Happy Friday! This post is part of my Friday AI news and tips series. This week I’ll be sharing some thoughts on testing non-deterministic GenAI-based systems.
Recently, I have been doing a lot of early-stage experiments with new AI-based pipelines at OpenFn. As part of this work, I have been thinking about testing and evaluation. I used to work with classification models, and there, evaluation was a much more straightforward process: you would create a dataset representing the classes you are trying to predict, and calculate your model precision and recall based on the model outputs. However, with more open-ended tasks, you have to think of new ways to create an evaluation process.

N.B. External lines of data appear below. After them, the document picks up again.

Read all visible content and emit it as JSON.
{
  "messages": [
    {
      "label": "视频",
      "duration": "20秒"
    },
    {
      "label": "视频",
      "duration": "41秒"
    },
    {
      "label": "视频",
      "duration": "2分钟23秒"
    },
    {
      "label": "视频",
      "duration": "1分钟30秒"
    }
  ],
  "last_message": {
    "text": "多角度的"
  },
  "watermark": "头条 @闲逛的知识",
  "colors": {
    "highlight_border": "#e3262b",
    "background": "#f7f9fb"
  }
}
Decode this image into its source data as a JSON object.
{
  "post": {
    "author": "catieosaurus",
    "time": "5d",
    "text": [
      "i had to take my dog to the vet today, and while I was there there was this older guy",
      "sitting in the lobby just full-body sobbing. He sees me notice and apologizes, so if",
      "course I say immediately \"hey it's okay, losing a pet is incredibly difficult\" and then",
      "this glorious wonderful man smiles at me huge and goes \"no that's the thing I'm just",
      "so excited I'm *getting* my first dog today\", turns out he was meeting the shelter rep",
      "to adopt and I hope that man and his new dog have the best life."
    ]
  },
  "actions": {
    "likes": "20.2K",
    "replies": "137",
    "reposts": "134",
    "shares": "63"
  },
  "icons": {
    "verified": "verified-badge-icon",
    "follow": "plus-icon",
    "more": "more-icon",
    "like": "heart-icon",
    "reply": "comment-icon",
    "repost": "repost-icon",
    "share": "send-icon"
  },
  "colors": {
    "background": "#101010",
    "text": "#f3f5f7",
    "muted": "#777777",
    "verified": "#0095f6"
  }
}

It is now a standard approach to use AI for evaluating AI. Often the underlying idea is that if you generate enough evaluations, you will approach a human-level evaluation. Designing this testing process is a far more challenging and creative task than before. Some new important testing paradigms are e.g. LLM-as-Judge (judge LLMs evaluate other LLMs according to some criteria), adversarial LLM-based testing (use an LLM to try and trick an LLM with large volumes of different attacks), LLM-based continuous evaluation (using LLMs to track performance in production).
One of the most challenging evaluation tasks in GenAI is the evaluation of general purpose models. All the leading LLM companies still measure their results using benchmark datasets, but these are riddled with issues. Several papers in recent years have found evidence that benchmarks used to evaluate leading LLMs have contaminated the training data of these models. For example, models might perform significantly better on benchmarks created before their release than those created afterward. Some models were found to be capable of reproducing data from these benchmarks).
The unreliability of these benchmarking processes may have eroded overall confidence in testing and evaluation in the field. However, there are some interesting new approaches to address these issues. For example, one paper suggests adding unlikely canary strings to benchmarks to check if a model can reproduce them.
In production, testing paradigms such as LLM-as-judge might seem like piling unreliable evaluations on unreliable systems. However, at the same time, they open up the possibility of much more extensive testing than before at affordable costs. For now, I’m embracing these imperfect testing methodologies while trying to remain conscious of the issues they might not capture.